[foreign-memaccess+abi] RFR: 8300201: When storing MemoryAddress.ofLong(0x0000000080000000L), MemorySegment.get is not equal to MemorySegment.set because of the expanded sign [v2]

Maurizio Cimadamore mcimadamore at openjdk.org
Mon Jan 23 18:14:15 UTC 2023


On Mon, 23 Jan 2023 17:47:40 GMT, Per Minborg <pminborg at openjdk.org> wrote:

>> This PR proposes to normalize the upper 32-bit to zero on 32-bit systems.
>
> Per Minborg has updated the pull request incrementally with two additional commits since the last revision:
> 
>  - Update comments for 32-bit platforms
>  - Update src/java.base/share/classes/java/lang/foreign/MemorySegment.java
>    
>    Co-authored-by: Maurizio Cimadamore <54672762+mcimadamore at users.noreply.github.com>

> Sorry to follow on here, but a question related to this -- you can use the upper 16 bits of a 64-bit pointer for pointer tagging, and also the lower 3-bits if it's on a word-aligned boundary.
> 
> This is really useful for building things like atomic tagged pointers, where you can store an ABA-like counter in the 16 bits and use the 3 bits for whatever userdata tag you want:
> 
> ```
> // A word-aligned, atomic tagged pointer.
> // Uses both the upper 16 bits for storage, and the lower 3 bits for tagging.
> //
> //   64                48                32                16
> // 0xXXXXXXXXXXXXXXXX  0000000000000000  0000000000000000  0000000000000XXX
> //   ^                 ^                                                ^
> //   |                 |                                                +-- Tag (3 bits)
> //   |                 +-- Pointer (48 bits)
> //   +-- Counter (16 bits)
> ```
> 
> Is this possible with `MemoryAddress` and bitmasks currently in Java thinking
> 
> (Or does an optimization like that even make sense on the JVM?)

On 64 bit platforms you can decide how to create your 64-bit addresses with `MemorySegment.ofAddress`. So, if you want to encode extra bit patterns on the high order bits, you can do so.
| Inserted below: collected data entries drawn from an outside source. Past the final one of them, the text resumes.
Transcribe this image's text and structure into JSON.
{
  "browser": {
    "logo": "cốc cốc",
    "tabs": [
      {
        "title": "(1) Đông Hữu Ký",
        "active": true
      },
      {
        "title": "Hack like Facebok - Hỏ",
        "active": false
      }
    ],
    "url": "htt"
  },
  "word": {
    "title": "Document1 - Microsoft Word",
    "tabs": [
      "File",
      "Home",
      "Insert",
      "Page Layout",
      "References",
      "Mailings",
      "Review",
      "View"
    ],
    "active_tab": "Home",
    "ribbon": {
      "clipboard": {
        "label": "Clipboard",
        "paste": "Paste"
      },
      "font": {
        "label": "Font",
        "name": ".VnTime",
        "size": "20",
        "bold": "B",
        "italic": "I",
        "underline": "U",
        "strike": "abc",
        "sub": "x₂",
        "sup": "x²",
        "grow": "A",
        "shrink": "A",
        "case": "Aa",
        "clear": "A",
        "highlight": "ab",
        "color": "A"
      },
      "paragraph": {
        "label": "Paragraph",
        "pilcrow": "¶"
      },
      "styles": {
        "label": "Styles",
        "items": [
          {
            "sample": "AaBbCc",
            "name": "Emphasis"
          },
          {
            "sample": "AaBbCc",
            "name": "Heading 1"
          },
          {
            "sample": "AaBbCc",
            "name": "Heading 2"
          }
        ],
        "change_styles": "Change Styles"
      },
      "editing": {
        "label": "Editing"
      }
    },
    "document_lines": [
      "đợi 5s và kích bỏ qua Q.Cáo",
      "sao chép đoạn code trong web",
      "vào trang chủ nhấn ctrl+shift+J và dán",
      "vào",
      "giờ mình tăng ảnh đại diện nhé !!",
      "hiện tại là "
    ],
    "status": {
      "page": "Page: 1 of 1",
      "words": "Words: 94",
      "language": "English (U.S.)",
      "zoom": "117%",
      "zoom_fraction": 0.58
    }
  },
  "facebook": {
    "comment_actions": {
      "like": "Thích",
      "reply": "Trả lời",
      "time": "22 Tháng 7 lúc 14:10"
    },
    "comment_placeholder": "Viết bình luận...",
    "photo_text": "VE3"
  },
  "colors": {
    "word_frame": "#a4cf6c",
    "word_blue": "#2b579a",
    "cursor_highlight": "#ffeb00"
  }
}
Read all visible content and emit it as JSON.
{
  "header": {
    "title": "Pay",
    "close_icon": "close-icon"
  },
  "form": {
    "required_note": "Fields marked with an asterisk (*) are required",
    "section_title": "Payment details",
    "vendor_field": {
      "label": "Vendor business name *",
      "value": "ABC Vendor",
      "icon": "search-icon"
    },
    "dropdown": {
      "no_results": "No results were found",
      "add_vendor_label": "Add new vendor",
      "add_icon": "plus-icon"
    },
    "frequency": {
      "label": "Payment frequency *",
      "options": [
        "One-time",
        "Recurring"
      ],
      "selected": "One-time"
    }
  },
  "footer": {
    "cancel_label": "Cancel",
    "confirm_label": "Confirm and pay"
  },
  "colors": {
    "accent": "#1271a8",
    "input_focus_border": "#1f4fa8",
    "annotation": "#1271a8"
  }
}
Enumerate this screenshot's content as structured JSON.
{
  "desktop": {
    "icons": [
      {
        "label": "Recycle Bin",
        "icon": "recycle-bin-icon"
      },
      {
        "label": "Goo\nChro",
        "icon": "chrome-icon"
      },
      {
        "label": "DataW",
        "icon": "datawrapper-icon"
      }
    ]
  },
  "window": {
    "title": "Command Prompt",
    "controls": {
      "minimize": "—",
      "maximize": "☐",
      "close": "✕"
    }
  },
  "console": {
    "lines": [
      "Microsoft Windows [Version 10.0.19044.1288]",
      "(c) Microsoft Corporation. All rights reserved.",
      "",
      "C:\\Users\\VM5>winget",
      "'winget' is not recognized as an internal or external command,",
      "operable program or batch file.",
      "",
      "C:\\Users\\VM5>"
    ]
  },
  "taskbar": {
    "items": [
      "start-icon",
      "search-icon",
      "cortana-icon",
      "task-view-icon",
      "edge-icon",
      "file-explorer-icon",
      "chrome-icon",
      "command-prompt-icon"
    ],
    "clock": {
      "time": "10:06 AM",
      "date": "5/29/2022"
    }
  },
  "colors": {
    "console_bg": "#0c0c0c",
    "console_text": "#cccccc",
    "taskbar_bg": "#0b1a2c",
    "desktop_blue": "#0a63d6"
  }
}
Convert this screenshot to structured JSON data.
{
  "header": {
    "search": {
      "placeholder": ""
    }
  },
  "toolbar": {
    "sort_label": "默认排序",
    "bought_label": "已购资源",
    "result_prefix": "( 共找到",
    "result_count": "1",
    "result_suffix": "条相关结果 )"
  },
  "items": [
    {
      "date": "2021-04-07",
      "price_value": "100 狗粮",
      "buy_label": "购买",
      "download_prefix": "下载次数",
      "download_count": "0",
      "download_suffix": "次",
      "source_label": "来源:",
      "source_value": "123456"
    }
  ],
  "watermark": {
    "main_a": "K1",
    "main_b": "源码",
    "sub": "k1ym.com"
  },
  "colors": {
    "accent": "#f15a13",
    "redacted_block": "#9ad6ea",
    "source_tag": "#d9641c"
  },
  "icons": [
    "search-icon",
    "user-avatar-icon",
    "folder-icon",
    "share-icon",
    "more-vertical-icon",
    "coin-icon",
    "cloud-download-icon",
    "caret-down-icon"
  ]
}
But then you are also responsible for filtering these out, which require some extra case (because you have a memory segment whose base address is essentially invalid and cannot be used for access operation). Probably you will need/want to encapsulate the logic that deals with this segments. To prevent users from accessing these directly (which will likely lead to a crash).

That said, this has nothing to do with this PR, which is about when the user creates a new segment from a long address on a 32-bit system.